# 51 Social preferences exercises

## 51.1 Fehr-Schmidt preferences

Alby has the following distributional preferences:

u_A(x_A,x_j)=\underbrace{x_A}_{(1)}\underbrace{-\alpha\text{max}\{x_j-x_A,0\}}_{(2)}\underbrace{-\beta\text{max}\{x_A-x_j,0\}}_{(3)}

where:

x_A is the outcome for Alby

x_j is the outcome for any agent j with whom Alby interacts.

a) For \alpha>0 and \beta>0, what are preferences of this form are normally called?

Inequality aversion.

b) For \alpha>0 and \beta>0, describe the role of each of the three terms labelled (1), (2) and (3) in the utility function.

The first term captures the utility of Alby’s own outcome.

The second term captures Alby’s dislike of having less than others.

The third term captures Alby’s dislike of having more than others.

c) Explain the intuition for why we normally set \alpha>\beta.

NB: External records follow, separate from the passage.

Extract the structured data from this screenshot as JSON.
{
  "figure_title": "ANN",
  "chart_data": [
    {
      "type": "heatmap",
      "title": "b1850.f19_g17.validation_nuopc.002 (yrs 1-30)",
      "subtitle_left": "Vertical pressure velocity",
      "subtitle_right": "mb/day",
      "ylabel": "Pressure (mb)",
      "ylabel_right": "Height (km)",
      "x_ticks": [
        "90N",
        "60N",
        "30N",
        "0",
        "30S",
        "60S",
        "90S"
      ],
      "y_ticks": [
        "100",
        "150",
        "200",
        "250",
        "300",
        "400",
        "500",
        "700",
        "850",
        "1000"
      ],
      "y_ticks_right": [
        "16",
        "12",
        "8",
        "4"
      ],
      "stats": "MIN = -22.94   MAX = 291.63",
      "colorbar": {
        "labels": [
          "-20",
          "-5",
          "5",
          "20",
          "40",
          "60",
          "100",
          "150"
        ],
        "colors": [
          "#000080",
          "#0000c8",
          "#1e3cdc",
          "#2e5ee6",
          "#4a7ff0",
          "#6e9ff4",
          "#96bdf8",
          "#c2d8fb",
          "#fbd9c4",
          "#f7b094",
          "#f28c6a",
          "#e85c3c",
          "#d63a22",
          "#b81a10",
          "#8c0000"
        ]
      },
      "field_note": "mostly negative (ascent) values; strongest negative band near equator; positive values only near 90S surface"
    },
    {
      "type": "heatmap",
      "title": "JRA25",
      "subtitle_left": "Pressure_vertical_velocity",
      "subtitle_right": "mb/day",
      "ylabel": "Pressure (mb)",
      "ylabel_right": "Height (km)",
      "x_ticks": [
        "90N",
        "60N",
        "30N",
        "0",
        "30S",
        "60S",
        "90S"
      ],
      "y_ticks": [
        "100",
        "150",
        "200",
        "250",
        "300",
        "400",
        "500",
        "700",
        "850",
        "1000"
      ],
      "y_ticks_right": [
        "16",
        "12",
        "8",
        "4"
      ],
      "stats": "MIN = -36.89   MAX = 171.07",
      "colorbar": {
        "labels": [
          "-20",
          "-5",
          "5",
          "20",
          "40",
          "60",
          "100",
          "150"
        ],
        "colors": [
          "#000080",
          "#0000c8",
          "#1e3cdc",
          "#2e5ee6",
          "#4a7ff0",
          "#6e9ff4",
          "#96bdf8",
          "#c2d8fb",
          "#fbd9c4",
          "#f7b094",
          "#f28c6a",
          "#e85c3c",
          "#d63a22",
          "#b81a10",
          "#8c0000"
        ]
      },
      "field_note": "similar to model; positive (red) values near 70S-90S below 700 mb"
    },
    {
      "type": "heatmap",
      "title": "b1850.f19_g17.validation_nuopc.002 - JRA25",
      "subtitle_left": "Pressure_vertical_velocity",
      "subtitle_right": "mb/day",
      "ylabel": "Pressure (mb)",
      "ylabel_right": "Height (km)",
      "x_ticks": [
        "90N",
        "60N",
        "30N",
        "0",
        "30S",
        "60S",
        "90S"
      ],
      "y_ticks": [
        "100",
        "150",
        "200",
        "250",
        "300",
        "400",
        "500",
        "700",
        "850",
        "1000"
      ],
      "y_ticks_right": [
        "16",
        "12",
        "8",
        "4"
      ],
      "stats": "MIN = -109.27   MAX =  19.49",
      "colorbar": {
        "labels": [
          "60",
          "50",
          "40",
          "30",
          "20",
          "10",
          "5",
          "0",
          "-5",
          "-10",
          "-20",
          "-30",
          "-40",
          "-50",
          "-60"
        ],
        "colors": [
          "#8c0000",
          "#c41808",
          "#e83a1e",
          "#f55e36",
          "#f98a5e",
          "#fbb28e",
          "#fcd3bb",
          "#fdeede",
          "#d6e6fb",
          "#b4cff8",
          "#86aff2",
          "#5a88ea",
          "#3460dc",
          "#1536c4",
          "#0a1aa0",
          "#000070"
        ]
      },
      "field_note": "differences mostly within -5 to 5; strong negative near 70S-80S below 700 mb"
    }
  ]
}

Most people dislike having less than others more than they dislike having more than others. In some instances, \beta<0 in which case people like having more than others - they are fine with inequality as long as it is to their advantage.

## 51.2 Charness-Rabin preferences

Bob has the following distributional preferences:

u_B(x_B,x_j)=\left\{\begin{matrix} \rho x_j+(1-\rho)x_B\quad &\textrm{if} \quad x_B \geq x_j \\[6pt] \sigma x_j+(1-\sigma)x_B \quad &\textrm{if} \quad x_B < x_j \end{matrix}\right.

where:

x_B is the outcome of the game for Bob

x_j is the outcome of the game for any agent j with whom Bob interacts.

a) For 1\geq \rho \geq\ 0 \geq \sigma, what are preferences of this form are normally called?

Inequality aversion.

b) For 1\geq \rho \geq\ 0 \geq \sigma, describe the role of the terms in each of the two equations where x_B\geq x_j and x_B< x_j.

\sigma and \rho are the weight that is Bob gives to the outcome for agent j. \sigma is applied where Bob’s outcome is better than or equal to that of agent j, and \rho where it is worse.

The residual 1-\sigma and 1-\rho is the weight that Bob gives to his own outcome.

c) Explain the intuition why we normally set \rho>\sigma for the utility function.

People tend to be more willing to see others have better outcomes when those others are worse off than them. Therefore, \rho should be greater than \sigma so that the agent cares more about the other agent when they are the one receiving more.

d) What values of \rho and \sigma would result in a utility function where Bob is purely self-interested?

If Bob were purely self interested, \rho and \sigma would have a value of zero. In that case, agent j’s outcomes would not enter into the utility function. The utility function would become u_B(x_B)=x_B.

e) What value must \sigma have to explain Bob’s rejection of low offers in the ultimatum game?

Sigma must be negative such that, if agent i accepts, the decrease in utility from agent j’s payoff would be larger than the utility gain agent i would receive from its own payoff.

f) Consider the following two scenarios involving the Ultimatum game.

Scenario 1: A proposer has a choice between offering a split of ($8, $2) or ($5, $5). In experiments with this choice, responders tend to reject offers of ($8, $2).

Scenario 2: A proposer has a choice between offering a split of ($8, $2) or ($10, $0). In experiments with this choice, responders tend to accept offers of ($8, $2).

A utility function of the type that Bob has cannot result in this behaviour. Explain why.

In both cases, the outcome is ($8, $2). This would result in the same level of utility regardless of the other option that the proposer had. If compared with the outcome ($0, $0) from rejecting the offer, the action should therefore be the same.

An explanation for the difference between scenarios is that people care not just about outcomes, but also the intentions of those with whom they interact. In that circumstance, the good (or otherwise) intentions of the proposer in offering either less than they could or as much as they could would shape the responder’s action. However, intentions do not enter into Bob’s utility function.